Youssef was only 11 when her father married her to a 24-year-old man who works as a farmer in Saudi Arabia, said Ahmed Al Quraishi, chairman of Siyaj human rights organization, which promotes the rights of children in Yemen.

Raised in an impoverished family with a father suffering from kidney failure, she was forced to drop out of school and fell pregnant a year later.

The Yemeni Organisation for Childhood Protection (Seyaj) said its volunteers had confirmed that doctors had been unable to save Fawziya's life after she suffered complications from the delivery.

"The lack of a statutory minimum age for marriage makes it impossible for local officials to ban child marriages, especially among girls, or to punish their parents or spouses for the disastrous consequences of such marriages," Seyaj said, adding that such marriages are widespread on Yemen's Red Sea coast.

"The case of Fawziya illustrates the tragedy of those whom we call 'the brides of death', who are little girls, less than 15 years old, forced into marriage, mostly due to financial reasons," Seyaj director Ahmed Al Qorashi said.

"The proportion of little girls and teenage females married before 15 is nearly 50 percent" in rural parts of Yemen, one of the world's poorest countries despite its proximity to oil-rich Saudi Arabia.

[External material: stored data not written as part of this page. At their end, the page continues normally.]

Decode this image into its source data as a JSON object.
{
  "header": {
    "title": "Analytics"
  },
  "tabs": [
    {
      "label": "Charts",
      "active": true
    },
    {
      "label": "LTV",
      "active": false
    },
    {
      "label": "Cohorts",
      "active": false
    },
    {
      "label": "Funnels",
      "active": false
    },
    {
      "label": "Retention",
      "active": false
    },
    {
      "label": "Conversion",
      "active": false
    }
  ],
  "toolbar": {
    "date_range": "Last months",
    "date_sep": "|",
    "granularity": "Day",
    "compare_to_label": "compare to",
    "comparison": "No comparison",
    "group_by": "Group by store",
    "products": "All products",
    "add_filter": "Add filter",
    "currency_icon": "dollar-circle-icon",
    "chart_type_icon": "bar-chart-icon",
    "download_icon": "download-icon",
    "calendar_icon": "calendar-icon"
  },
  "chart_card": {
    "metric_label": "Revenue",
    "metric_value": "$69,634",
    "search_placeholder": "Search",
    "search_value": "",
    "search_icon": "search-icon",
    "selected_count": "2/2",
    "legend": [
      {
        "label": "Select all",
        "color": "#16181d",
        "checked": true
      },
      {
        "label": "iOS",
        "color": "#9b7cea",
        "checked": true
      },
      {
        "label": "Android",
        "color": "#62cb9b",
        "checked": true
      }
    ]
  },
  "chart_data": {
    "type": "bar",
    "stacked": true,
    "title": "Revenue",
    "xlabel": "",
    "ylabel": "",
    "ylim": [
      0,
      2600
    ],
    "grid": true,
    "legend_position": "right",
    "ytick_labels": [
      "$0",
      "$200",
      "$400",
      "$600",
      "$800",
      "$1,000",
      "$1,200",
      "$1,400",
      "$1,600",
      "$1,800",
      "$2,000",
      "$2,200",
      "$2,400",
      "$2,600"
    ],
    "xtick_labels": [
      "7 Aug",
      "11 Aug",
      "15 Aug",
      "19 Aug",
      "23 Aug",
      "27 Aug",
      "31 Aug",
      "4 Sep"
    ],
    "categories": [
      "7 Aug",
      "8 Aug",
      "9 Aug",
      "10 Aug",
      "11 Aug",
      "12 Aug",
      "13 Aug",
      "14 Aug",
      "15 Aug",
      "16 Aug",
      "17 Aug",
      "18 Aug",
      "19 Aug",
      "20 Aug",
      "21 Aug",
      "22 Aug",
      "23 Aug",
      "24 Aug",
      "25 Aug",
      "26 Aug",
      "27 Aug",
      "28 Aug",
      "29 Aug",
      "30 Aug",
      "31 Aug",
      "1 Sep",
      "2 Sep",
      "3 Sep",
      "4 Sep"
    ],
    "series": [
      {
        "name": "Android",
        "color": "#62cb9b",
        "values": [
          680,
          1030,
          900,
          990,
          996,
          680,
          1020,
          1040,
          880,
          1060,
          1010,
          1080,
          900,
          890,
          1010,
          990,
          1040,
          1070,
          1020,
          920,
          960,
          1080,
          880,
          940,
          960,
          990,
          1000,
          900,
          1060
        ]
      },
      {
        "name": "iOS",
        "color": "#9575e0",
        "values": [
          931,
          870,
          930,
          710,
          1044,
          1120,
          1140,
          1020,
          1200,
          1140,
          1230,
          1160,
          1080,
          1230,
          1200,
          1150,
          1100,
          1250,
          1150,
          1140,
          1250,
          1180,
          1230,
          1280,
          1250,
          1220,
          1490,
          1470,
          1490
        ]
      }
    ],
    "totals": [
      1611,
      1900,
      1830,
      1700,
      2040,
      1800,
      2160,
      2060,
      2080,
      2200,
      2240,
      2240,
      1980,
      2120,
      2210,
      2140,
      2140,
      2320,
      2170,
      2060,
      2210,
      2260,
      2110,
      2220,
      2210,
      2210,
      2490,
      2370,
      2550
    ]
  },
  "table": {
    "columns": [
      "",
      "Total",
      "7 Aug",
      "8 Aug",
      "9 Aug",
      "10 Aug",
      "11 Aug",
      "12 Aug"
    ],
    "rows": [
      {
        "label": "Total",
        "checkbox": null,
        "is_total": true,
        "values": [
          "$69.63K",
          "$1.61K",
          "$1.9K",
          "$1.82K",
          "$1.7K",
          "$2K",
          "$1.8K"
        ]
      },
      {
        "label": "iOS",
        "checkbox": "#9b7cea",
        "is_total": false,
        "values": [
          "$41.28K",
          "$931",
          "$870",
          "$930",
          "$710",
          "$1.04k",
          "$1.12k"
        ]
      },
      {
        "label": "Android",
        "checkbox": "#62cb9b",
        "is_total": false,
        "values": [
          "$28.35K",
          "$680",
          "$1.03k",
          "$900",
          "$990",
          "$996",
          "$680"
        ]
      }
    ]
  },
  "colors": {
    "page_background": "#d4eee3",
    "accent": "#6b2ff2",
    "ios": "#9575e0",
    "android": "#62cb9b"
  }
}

"These marriages are the result of poverty, ignorance and illiteracy, and lead to the destruction of the lives of these young girls, whose opinion is not taken in consideration," Qorashi added.

Last year, a Yemeni court granted a divorce to an eight-year-old girl whose unemployed father forced her into an arranged marriage with a man 20 years her senior, saying he feared she might otherwise be kidnapped by the would-be spouse.

The case of Nojud Mohammed Ali shed light on the suffering of the many adolescent girls forced into marriage.

"This is a real tragedy in which the government is the top responsible party, because the president (Ali Abdullah Saleh) has until now not promulgated the law (on a minium age for marriage) adopted by parliament in February," said the lawyer who obtained Nojud's divorce, Shaza Nasser.

She said the government "should launch awareness campaigns in rural areas and prevent clerics from concluding marriage contracts" for girls under the age of 17.

She said authorities also had the duty to make sure girls received schooling in a country where illiteracy rates are estimated at 33.4 per cent among men and reach 76 pc among women.

Since she won Nojoud's case, Nasser has been contacted by many girls in similar situations who were encouraged to speak out by her success in the courts.

She has already helped a 10-year-old girl, Arwa, to get a divorce.

She said she was currently working on the case of a teenager who had been married off by her father at the age of two because he needed the money.

The marriage contract allowed her to remain with her parents until the age of 13 when she was expected to consummate the union.